Friday, December 09, 2011

Ebook Pricing

This started off as a bit of a mini rant on twitter the other day, but I thought it deserved to be fleshed out a bit as well as updated since some other information came to my attention this afternoon.

I love my Nook and take it pretty much everywhere. I consider it a great way to carry not only a book or two to read for pleasure but also a way to carry and access my programming books when I’m not near my bookshelf.

My major complaint is how much the ebooks cost in comparison to their paper counterparts. Sure, they knock a couple of dollars off of the price, but for books that cost $20-40, that’s really not much of a savings.

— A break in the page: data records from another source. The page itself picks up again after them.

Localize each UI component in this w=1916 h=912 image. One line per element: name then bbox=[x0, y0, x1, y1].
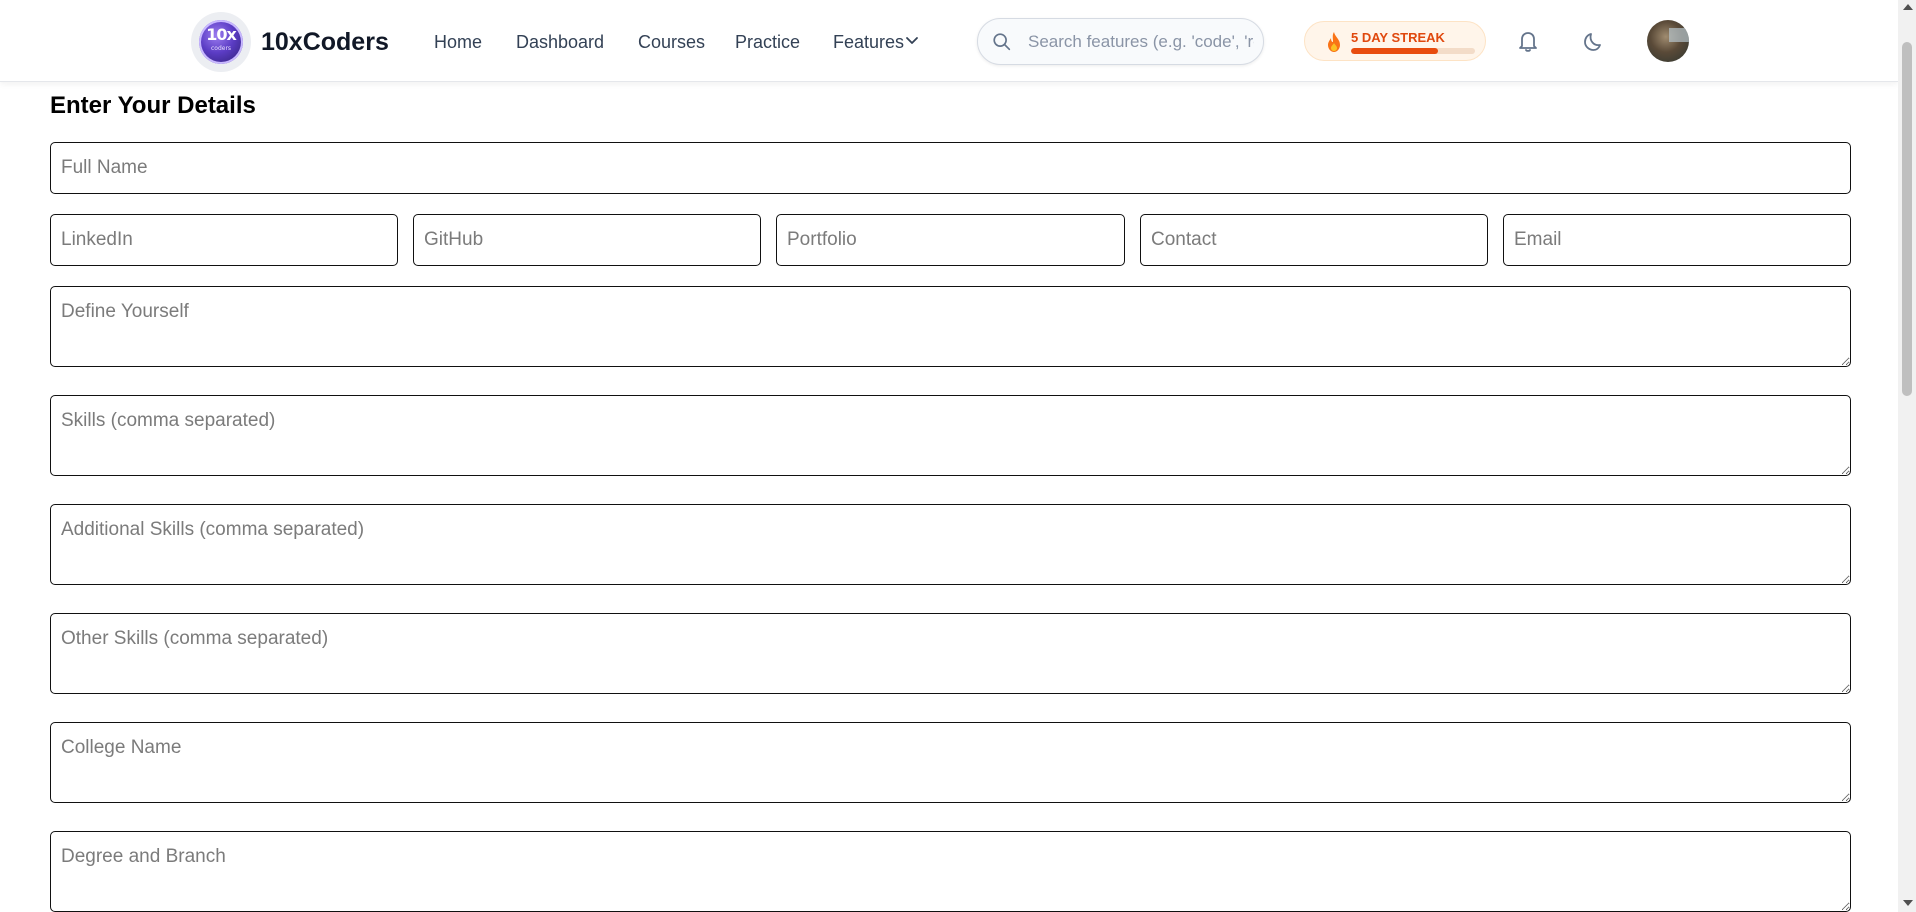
brand-name[interactable]: 10xCoders bbox=[261, 28, 389, 57]
flame-icon bbox=[1328, 32, 1340, 52]
degree-branch-textarea[interactable] bbox=[50, 831, 1851, 912]
contact-input[interactable] bbox=[1140, 214, 1488, 266]
scroll-down-arrow-icon[interactable] bbox=[1903, 900, 1913, 906]
logo-sub-text: coders bbox=[210, 45, 232, 52]
page-scrollbar[interactable] bbox=[1898, 0, 1916, 912]
search-bar[interactable] bbox=[977, 18, 1264, 65]
logo-main-text: 10x bbox=[206, 25, 237, 44]
nav-link-features[interactable]: Features bbox=[833, 32, 904, 53]
bell-icon[interactable] bbox=[1516, 28, 1540, 54]
streak-badge[interactable]: 5 DAY STREAK bbox=[1304, 21, 1486, 61]
nav-link-dashboard[interactable]: Dashboard bbox=[516, 32, 604, 53]
avatar-photo-background bbox=[1669, 28, 1689, 42]
linkedin-input[interactable] bbox=[50, 214, 398, 266]
email-input[interactable] bbox=[1503, 214, 1851, 266]
additional-skills-textarea[interactable] bbox=[50, 504, 1851, 585]
full-name-input[interactable] bbox=[50, 142, 1851, 194]
scroll-up-arrow-icon[interactable] bbox=[1903, 4, 1913, 10]
top-navbar: 10x coders 10xCoders Home Dashboard Cour… bbox=[0, 0, 1898, 82]
user-avatar[interactable] bbox=[1647, 20, 1689, 62]
streak-progress-bar bbox=[1351, 48, 1475, 54]
nav-link-home[interactable]: Home bbox=[434, 32, 482, 53]
college-name-textarea[interactable] bbox=[50, 722, 1851, 803]
github-input[interactable] bbox=[413, 214, 761, 266]
other-skills-textarea[interactable] bbox=[50, 613, 1851, 694]
nav-link-practice[interactable]: Practice bbox=[735, 32, 800, 53]
scrollbar-thumb[interactable] bbox=[1902, 42, 1912, 396]
nav-link-courses[interactable]: Courses bbox=[638, 32, 705, 53]
form-title: Enter Your Details bbox=[50, 92, 256, 119]
search-input[interactable] bbox=[1028, 27, 1254, 57]
logo[interactable]: 10x coders bbox=[191, 12, 251, 72]
skills-textarea[interactable] bbox=[50, 395, 1851, 476]
portfolio-input[interactable] bbox=[776, 214, 1125, 266]
search-icon bbox=[993, 33, 1011, 51]
chevron-down-icon[interactable] bbox=[903, 32, 921, 50]
streak-progress-fill bbox=[1351, 48, 1438, 54]
streak-label: 5 DAY STREAK bbox=[1351, 30, 1445, 45]
moon-icon[interactable] bbox=[1581, 28, 1607, 54]
define-yourself-textarea[interactable] bbox=[50, 286, 1851, 367]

This isn’t just a whine on my part. Logically, ebooks should be cheaper. Think about it – they require no paper, no shelf space, no transportation costs (other than an internet connection) and can be replicated essentially forever (or at least until a publisher’s claim to the book ends and it reverts to the author)

I’m not complaining that programming and technology books are expensive. Given the amount of work that has to go into them, the limited market, and limited shelf life of most technologies (unless we’re talking about something like the K&R C book), they have to be relatively pricy in order to make a profit. I understand and accept that. We all need to make a living.

What I’m complaining about is the price difference, or rather almost lack of one, between the traditional paper books and the matching ebook. In some cases, as @jbehren pointed out, sometimes the ebook can cost more than the paper one (which is ridiculous unless, perhaps, you are paying to get a copy before the paper book even hits shelves and you just can’t wait).

The question, then, is what is a reasonable price for an ebook as compared to the paper one? Of course, the publishers would claim that their current prices are reasonable, but I disagree. Taking into account the savings caused by the lack of materials and associated costs, I’d say probably about half the price of a paper book.

Books are fairly pricy to write, but most of the cost is in the actual manufacture, shipping and storage. At half the cost of the dead tree edition, there should be enough money to still make a decent profit on the endeavor.

The half price range was sort of my gut feeling for a while, but today it was more or less confirmed by O’Reilly. For people that have an account at, all of their ebooks are buy one, get one free with coupon code (just look in your account under the heading Membersip).

Additionally, they will sell you an electronic copy of most of their books (bundled in multiple formats, not just PDF) for $5 if you register the paper version with them. It only applies to O’Reilly and MS Press titles so I can’t get epub copies of my Pragmatic Programmers books, but it’s a great start. (For the record, I got the PDF version of the Programming Ruby book cheaply when I bought the paper version during the Pragmatic Programmers special a while back, but PDFs don’t always scale well on smaller e-readers so availability in a variety of formats is a great plus).

I cheered when I saw the $5 electronic copy “upgrade” option, because, to me, that’s sort of the sweet spot for that service. I would gladly pay an extra $5 to have lifetime access to an ebook version of programming books that I own. In fact, I spent some time today registering my O’Reilly books so I can buy the epub copies later.

I don’t know if this is a limited time offer or one which they always have, but it is sort of telling as far as book pricing goes. It’s also something well worth taking advantage of.